Michael Rosenberg>INSIDE THE NBA
June 7, 2013
Tony Parker #9 of the San Antonio Spurs makes a shot with 5.2 seconds left in the fourth quarter against LeBron James #6 of the Miami Heat during Game One of the 2013 NBA Finals. (Getty Images)
MIAMI -- Tony Parker beat the shot clock by the thinnest of margins, after a bungled possession, but he has lived a basketball life of thin margins. This was Parker's moment, and it may yet be his Finals.
Leading 90-88, Parker dribbled everywhere, fell on his butt, looked around for an opening. From the outside, it looked like chaos. But it was also a slice of basketball wizardry. Parker did two things that only a few NBA players would do in that situation: He kept his dribble alive, and he stayed fully aware of the clock. He pulled up and under LeBron James and sank the shot that would clinch a 92-88 win in Game 1 for the San Antonio Spurs. There was less than a tenth of a second in the shot clock when he released the shot.
James and his friends should be worried right now, and not just because the government is tracking their phone calls. The Spurs were the steadier team, the smoother team, and when it mattered most, they had the best player on the floor.
Parker finished with 21 points, the most on either team. He scored 10 points in the fourth quarter. In 40 minutes at point guard against a variety of defenders and traps, he did not commit a single turnover. Try dribbling through traffic cones for 40 minutes without losing the ball once. Parker just did it against the NBA champions.
Led by Parker, the Spurs committed only four turnovers. This is what the Spurs do, and why they are perpetually overlooked. They don't demolish teams with athleticism or decimate them with defense. They just hang in games until they win. It looks like the other team beats itself. The Spurs don't care, and Parker especially doesn't care.
The guy is everything you want a winner to be. If he were American, you would have seen a dozen commercials about his toughness and read 100 stories about his heart. Instead, you'll just have to settle for this one.
"Never panics, never nervous," said Spurs teammate Boris Diaw, who grew up in France with Parker. "He is always confident in himself. That's what brought him to this level. When we were growing up, when he was a kid, he always had great confidence in himself."
A lot of people just assume the Spurs are too old, and I have occasionally been one of those people. But the Spurs are not too old. They have just been winning for a long time. There is a difference.
In Parker, the Spurs have a true superstar in his prime, surrounded by enough talent of varying generations to give anybody fits. Tim Duncan is old, but Kawhi Leonard is young. Manu Ginobili has been around forever, but Tiago Splitter just cracked the starting lineup this year.
You know who else is old? Ray Allen. Mike Miller. Shane Battier. Chris Andersen. The Heat need at least two of them to play well to beat the Spurs on any given night. Some nights, Dwyane Wade looks old, too.
Parker is as smooth as any NBA star in a press conference. Thursday night, he spoke glowingly of James and Wade and humbly about his own performance, and it all hid an assassin's heart. He is here to destroy the Heat, every bit as much as Wade and James want to whip the Spurs.

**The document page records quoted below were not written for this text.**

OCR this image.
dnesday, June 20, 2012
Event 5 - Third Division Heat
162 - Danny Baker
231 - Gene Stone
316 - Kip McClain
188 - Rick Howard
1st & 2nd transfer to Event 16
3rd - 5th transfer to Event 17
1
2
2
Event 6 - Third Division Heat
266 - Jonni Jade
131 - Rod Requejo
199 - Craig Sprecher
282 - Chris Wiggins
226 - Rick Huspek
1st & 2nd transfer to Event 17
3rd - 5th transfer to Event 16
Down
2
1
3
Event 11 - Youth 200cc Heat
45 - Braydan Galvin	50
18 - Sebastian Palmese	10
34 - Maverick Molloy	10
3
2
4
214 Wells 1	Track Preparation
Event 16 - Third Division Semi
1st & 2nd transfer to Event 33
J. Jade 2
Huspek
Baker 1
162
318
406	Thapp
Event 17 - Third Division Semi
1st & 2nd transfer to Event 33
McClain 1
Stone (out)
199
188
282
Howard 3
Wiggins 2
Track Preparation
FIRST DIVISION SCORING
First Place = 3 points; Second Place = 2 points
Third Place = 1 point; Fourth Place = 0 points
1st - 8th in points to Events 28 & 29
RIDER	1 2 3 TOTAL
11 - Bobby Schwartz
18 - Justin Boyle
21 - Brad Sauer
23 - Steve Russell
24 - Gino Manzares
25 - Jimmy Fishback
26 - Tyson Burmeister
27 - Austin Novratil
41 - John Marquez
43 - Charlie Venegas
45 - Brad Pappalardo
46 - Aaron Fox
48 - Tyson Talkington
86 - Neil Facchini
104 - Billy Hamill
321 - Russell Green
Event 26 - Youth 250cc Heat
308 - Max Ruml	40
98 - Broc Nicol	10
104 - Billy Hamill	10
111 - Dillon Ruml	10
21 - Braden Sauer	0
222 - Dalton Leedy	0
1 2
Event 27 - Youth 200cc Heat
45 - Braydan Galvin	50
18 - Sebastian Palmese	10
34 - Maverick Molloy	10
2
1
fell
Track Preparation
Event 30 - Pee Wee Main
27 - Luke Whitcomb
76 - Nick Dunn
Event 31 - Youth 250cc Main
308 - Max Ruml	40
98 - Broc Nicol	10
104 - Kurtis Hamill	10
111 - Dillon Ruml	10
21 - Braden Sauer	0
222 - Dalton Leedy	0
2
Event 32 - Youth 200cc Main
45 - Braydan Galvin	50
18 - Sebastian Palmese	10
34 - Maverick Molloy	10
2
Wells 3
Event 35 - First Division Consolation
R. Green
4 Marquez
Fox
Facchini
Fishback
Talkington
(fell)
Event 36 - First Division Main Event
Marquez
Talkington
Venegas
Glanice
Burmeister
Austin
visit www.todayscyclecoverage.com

The telling moment of Parker's media session came after his press conference. In a hallway at American Airlines Arena, Parker took questions from the French-speaking media, shortly after Ginobili had taken questions from the Spanish-speaking media in the same spot. Ginobili was surrounded by considerably more people. But one of Parker's greatest accomplishments is that the French care about basketball at all.
Diaw once told me of his youth basketball days in France: "Either you wanted to dream or you wanted to be realistic. Realistically, there was no path to the NBA." Parker believed. Always. Even as a nine-year old in basketball camps in Normandy.
So there they were in Game 1, the three superstars who tried to create a dynasty, and the little Spurs point guard who had to fight for his job after he won his first championship in 2003.
James had a very good game by any reasonable measure, though James is rarely measured reasonably. But Chris Bosh is fighting an allergy to paint, Wade was scoreless in the fourth, and Parker scored those 10 points in the final quarter, including that final shot.
If he were Kobe Bryant, we'd talk about how clutch he is.
If he were Dwyane Wade, we'd marvel at his body control.
He isn't. He is Tony Parker, an unlikely superstar on an unusual contending team, and Miami had better figure him out. Fast.